Why Florida's Immigrant Children Must Wait Five Years For Health Care
In Florida, children who were born outside the United States -- and live here lawfully -- have to wait five years to qualify for the subsidized health care program known as Florida KidCare.
Sen. Rene Garcia, R-Hialeah, and Rep. Jose Felix Diaz, R-Miami, are sponsoring legislation to drop the five-year waiting period.
The law made its third trip to the legislature this year, and will get its first hearing in the Senate committee Tuesday.
Severiana Novas-Francois went to Tallahassee recently to urge lawmakers to pass this bill. In 2011, she and her three daughters came to the United States legally from the Dominican Republic.
She said she’s thankful for all the opportunities the U.S. has to offer, but she couldn’t believe her kids weren’t eligible for Florida KidCare.
“Even in my country, there aren’t many opportunities for people,” Novas-Francois says. “But at least you can have health care.”
This waiting period used to be a federal requirement.
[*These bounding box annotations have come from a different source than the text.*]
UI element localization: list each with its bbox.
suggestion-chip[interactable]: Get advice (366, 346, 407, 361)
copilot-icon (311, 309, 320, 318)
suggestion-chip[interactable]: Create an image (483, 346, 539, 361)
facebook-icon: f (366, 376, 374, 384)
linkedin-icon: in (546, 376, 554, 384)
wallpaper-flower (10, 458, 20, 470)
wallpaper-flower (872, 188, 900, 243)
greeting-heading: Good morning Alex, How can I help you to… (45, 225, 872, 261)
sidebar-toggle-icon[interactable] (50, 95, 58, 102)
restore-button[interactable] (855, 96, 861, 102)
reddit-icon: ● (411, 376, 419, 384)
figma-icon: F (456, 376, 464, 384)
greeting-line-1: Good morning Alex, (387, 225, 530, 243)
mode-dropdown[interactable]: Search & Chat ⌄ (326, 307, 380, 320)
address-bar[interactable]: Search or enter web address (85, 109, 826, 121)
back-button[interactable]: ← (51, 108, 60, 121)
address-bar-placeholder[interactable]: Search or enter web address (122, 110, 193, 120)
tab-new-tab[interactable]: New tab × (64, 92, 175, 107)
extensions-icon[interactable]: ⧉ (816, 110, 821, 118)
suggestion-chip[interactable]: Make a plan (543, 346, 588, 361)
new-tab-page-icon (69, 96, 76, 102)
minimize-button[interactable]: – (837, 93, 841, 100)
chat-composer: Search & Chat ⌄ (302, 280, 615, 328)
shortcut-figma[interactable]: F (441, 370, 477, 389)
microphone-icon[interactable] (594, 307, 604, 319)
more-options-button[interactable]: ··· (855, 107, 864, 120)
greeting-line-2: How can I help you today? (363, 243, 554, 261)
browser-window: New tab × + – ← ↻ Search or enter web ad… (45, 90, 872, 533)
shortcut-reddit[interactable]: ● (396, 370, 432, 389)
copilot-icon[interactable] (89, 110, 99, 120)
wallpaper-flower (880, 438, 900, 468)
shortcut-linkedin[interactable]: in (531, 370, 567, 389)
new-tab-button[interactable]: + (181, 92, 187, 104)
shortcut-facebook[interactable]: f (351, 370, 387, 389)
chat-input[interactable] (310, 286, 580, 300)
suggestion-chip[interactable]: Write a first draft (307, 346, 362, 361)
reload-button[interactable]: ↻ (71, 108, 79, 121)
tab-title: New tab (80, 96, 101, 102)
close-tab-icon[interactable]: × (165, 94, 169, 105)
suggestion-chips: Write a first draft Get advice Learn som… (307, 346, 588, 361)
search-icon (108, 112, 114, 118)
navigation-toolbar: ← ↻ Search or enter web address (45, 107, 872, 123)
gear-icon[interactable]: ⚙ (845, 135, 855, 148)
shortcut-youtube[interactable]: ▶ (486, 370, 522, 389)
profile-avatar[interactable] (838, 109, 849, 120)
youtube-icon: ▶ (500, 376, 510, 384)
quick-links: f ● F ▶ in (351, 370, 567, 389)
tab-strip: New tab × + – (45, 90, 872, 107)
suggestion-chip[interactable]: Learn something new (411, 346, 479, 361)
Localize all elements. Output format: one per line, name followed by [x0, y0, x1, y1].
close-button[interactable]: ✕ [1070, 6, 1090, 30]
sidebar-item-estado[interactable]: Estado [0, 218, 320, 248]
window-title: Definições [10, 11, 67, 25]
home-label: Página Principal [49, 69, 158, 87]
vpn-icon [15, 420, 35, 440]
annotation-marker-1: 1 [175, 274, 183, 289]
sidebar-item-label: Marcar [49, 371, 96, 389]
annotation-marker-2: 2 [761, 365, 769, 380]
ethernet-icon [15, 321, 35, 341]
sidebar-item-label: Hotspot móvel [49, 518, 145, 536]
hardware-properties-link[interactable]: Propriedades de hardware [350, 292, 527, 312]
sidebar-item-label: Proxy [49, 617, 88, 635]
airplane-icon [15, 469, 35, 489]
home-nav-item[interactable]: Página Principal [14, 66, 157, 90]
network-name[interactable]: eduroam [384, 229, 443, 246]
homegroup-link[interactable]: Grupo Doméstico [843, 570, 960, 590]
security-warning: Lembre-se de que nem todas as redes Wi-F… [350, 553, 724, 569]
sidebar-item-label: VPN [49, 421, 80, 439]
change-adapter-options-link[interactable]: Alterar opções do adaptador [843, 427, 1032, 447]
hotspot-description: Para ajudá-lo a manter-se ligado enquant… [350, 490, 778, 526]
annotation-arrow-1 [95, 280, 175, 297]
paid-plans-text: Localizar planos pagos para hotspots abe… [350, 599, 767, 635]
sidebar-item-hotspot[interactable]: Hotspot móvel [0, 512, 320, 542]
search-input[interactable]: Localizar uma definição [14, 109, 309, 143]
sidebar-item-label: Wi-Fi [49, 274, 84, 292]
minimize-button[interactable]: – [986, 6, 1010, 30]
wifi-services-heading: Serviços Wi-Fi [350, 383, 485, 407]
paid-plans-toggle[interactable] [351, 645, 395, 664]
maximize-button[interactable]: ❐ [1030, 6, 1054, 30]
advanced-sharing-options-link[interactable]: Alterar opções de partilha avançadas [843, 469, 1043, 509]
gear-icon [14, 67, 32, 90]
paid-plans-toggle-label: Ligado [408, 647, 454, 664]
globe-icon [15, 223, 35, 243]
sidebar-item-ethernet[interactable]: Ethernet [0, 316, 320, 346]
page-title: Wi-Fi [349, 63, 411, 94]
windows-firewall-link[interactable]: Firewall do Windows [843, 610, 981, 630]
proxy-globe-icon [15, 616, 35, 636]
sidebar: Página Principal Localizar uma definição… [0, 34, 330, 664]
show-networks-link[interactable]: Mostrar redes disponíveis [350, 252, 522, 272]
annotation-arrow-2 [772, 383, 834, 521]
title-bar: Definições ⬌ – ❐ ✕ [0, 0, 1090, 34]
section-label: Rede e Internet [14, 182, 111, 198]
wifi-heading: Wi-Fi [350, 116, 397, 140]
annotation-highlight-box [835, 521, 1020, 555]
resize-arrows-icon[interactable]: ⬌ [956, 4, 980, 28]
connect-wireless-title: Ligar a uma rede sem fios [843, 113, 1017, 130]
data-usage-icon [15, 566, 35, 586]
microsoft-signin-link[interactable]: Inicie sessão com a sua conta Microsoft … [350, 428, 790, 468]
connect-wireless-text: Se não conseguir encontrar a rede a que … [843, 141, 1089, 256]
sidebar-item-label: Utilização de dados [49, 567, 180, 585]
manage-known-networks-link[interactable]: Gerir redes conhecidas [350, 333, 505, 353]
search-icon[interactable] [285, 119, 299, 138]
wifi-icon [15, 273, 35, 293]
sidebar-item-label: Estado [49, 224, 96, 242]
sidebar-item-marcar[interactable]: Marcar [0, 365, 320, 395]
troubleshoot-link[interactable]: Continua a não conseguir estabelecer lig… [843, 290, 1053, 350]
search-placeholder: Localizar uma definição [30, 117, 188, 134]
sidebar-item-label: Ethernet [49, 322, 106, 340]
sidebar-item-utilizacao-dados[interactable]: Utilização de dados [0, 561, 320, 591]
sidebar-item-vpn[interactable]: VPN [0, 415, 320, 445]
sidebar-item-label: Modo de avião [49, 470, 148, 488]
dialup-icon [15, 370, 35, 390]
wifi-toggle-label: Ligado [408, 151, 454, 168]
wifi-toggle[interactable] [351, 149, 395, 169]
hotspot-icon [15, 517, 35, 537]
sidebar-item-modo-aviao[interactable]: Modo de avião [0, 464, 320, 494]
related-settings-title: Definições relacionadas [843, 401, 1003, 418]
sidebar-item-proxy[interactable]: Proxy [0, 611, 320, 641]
It was a part of the Personal Responsibility and Work Opportunity Act of 1997. The idea was to encourage immigrants to work hard and earn their access to government assistance programs.
Diana Ragbeer is the director of public policy for The Children’s Trust, a children’s advocacy group that is supporting the bill.
“Then you would be able to afford to buy certain things including your health insurance,” Ragbeer says.
According to Ragbeer, it later became clear that when it comes to health care, it’s cheaper for states to pay for preventative care than it is to treat illnesses.
Then in 2009, former Congressman Lincoln Diaz-Balart changed some language in the federal law that would allow states to choose whether to drop the waiting period. Since then, 29 states have dropped the waiting period.
Last year, some broad language in the legislation suggested that the measure would cover undocumented immigrants as well.
Because of that confusion, the Florida Agency for Health Care Administration estimated that waiving the waiting period would cost the state $500 million. But this year, Ragbeer said the bill is clear about it covering only legally residing immigrant children.
With the clear language in the bill, the state now estimates it would only have to pay $20 million and about $49 million in matching federal funds.
“Now in two places in the bill it is very clearly expressed that nothing in the legislation would cover undocumented children,” Ragbeer says. “So that adds comfort to some members of the legislature who are concerned about that.”
The AHCA estimates that this bill would cover about 26,000 children.
Diaz has high hopes that the bill will pass this year. “I do think they have a better-than-average change of passing this legislation and helping these kids this year,” says Diaz.
As Novas-Francois waits to see what happens with the bill, she says she hopes her children stay healthy.
“You keep fingers crossed all the time, hoping your children don’t get sick,” Novas-Francois says. “It’s hard.”
She’s considering taking her three daughters to get a checkup with doctors in the Dominican Republic when she visits this summer.